La Asociación Española Contra el Cáncer (AECC) ha hecho un llamamiento a la población almeriense para reforzar el cuidado de la piel durante todo el año con el objetivo de prevenir el cáncer de piel, una enfermedad cuya incidencia continúa creciendo en la provincia. Los datos reflejan una evolución preocupante: si en 2024 se registraron 176 casos de melanoma cutáneo y 13 fallecimientos, en 2025 las cifras ascendieron hasta los 246 diagnósticos y 26 muertes.
Con motivo del Día Europeo de la Prevención del Cáncer de Piel, que se conmemora el 13 de junio, la asociación ha reforzado sus acciones de sensibilización y ha organizado en Pechina una nueva edición de los encuentros divulgativos “Café con…”, que en esta ocasión contó con la participación del dermatólogo Ramón Fernández Miranda.
Durante su intervención, el especialista explicó que el cáncer de piel se origina por el crecimiento anormal y descontrolado de células cutáneas alteradas por la radiación ultravioleta, procedente tanto del sol como de fuentes artificiales como las cabinas de bronceado. Según indicó, más del 80% de los melanomas y hasta el 95% de los carcinomas cutáneos no melanoma están relacionados con la exposición a la radiación ultravioleta.

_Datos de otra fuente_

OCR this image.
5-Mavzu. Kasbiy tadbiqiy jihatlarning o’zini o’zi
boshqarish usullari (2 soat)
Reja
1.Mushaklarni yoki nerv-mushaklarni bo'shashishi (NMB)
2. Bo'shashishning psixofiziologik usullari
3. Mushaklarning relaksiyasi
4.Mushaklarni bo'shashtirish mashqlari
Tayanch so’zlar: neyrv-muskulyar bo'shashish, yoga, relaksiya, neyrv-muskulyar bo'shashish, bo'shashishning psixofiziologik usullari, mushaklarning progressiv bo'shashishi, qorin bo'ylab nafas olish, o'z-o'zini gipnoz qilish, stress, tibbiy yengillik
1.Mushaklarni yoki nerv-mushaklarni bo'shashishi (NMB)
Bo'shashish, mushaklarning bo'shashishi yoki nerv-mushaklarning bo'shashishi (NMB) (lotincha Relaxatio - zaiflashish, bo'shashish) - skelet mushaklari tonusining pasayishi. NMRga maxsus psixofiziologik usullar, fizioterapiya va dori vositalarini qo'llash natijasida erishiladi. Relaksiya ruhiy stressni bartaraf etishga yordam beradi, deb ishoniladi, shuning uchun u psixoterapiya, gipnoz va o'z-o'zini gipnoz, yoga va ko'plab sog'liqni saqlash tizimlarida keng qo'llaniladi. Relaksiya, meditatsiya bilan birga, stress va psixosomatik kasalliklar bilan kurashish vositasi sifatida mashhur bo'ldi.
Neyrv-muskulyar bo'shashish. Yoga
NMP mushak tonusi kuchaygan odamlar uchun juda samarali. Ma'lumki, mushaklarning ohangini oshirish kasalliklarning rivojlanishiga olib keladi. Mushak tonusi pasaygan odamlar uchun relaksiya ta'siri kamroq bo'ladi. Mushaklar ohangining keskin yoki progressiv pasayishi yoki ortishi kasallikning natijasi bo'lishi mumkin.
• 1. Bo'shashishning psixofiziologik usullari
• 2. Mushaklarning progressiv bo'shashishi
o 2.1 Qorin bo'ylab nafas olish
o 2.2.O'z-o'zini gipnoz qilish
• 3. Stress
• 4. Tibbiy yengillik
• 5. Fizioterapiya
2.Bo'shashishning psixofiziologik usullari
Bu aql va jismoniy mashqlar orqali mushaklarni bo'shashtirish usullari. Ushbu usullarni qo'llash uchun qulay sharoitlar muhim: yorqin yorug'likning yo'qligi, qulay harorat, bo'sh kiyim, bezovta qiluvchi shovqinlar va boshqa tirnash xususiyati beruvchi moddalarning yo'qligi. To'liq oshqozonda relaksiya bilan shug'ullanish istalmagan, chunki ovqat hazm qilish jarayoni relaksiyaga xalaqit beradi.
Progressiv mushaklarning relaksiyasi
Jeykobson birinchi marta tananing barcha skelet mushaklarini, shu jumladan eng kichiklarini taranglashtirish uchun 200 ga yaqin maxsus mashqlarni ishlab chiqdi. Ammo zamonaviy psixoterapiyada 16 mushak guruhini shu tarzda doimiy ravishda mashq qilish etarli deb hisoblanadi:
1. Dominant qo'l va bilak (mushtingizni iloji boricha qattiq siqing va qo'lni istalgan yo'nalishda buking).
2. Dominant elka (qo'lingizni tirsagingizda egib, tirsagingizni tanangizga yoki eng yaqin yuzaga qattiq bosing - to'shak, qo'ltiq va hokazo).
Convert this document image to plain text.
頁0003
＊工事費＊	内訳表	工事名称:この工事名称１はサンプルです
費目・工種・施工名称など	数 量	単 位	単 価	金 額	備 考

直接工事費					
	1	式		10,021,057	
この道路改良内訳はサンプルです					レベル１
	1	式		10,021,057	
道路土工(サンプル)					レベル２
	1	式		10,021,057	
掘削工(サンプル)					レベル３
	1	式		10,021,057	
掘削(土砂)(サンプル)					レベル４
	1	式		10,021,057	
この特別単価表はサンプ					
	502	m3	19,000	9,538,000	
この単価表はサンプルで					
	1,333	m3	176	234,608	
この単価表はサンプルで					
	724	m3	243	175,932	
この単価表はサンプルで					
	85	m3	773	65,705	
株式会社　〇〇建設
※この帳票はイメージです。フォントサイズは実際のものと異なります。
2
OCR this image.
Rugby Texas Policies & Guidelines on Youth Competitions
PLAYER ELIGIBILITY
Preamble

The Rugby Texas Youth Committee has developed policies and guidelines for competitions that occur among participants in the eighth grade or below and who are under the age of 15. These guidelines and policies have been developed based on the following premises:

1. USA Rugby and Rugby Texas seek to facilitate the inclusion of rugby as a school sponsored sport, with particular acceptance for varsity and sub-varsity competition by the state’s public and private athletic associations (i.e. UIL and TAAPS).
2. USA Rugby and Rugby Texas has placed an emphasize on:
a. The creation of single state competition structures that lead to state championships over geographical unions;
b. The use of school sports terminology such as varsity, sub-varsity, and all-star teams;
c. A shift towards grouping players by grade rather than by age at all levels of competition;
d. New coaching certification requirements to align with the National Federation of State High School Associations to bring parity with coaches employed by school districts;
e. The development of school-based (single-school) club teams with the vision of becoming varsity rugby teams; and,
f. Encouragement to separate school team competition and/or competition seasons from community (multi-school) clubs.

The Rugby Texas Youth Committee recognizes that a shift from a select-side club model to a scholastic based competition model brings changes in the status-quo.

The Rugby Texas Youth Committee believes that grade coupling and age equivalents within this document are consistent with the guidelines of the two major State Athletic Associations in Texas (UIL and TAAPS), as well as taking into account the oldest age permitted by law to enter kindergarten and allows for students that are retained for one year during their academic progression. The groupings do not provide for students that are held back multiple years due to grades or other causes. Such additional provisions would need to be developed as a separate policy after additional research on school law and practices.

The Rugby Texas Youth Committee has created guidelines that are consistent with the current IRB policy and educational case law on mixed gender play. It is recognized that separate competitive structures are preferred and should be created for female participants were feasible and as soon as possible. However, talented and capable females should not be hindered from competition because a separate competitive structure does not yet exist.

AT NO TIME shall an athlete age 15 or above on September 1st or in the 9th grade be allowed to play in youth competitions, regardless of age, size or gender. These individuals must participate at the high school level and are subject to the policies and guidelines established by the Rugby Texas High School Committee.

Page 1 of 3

La presidenta de la AECC en Almería, Magdalena Cantero, destacó que se trata de uno de los tipos de cáncer más prevenibles. Sin embargo, advirtió de que factores como la baja percepción del riesgo, la normalización de las quemaduras solares y la asociación del bronceado con un ideal estético siguen dificultando la reducción de los casos.
La campaña de este año, desarrollada bajo el lema “Está protegido, pero su piel no”, presta especial atención a los grupos más expuestos a la radiación solar, como niños y adolescentes, trabajadores al aire libre y deportistas. Desde la asociación recuerdan que la protección solar no debe limitarse al verano, ya que entre el 60% y el 65% de la radiación solar anual se recibe fuera de los meses estivales.
Uno de los principales mensajes de la campaña es que la piel tiene memoria. El daño provocado por la radiación solar se acumula con el paso de los años y cada exposición sin protección incrementa el riesgo de desarrollar cáncer de piel. Por ello, la AECC insiste en la importancia de fomentar hábitos de protección desde la infancia, especialmente durante los primeros años de vida, cuando la piel es más vulnerable.
Los expertos distinguen dos grandes tipos de cáncer de piel. Por un lado, el melanoma, menos frecuente pero mucho más agresivo, con capacidad para extenderse rápidamente a otros órganos. Por otro, los carcinomas cutáneos, que son los tumores más frecuentes y suelen aparecer en las zonas más expuestas al sol, como la cara, el cuello, las manos o el cuero cabelludo, aunque generalmente presentan un mejor pronóstico.
Para reducir el riesgo, la Asociación Española Contra el Cáncer recomienda evitar la exposición solar prolongada, especialmente entre las 11:00 y las 17:00 horas; buscar la sombra siempre que sea posible; utilizar ropa adecuada, sombreros y gafas homologadas; mantener una correcta hidratación y aplicar protectores solares de amplio espectro con factor de protección elevado, renovándolos periódicamente.
La entidad también recuerda que las cabinas de bronceado suponen un importante riesgo para la salud. La Organización Mundial de la Salud las clasifica como cancerígenas y advierte de que el uso de camas solares antes de los 30 años aumenta significativamente la probabilidad de desarrollar cáncer de piel.
Junto a la prevención, la AECC subraya la importancia de la detección precoz. Para ello recomienda revisar periódicamente la piel y prestar atención a posibles cambios en lunares o manchas, especialmente si presentan asimetrías, bordes irregulares, variaciones de color o aumentos de tamaño, ya que un diagnóstico temprano resulta fundamental para mejorar el pronóstico de la enfermedad.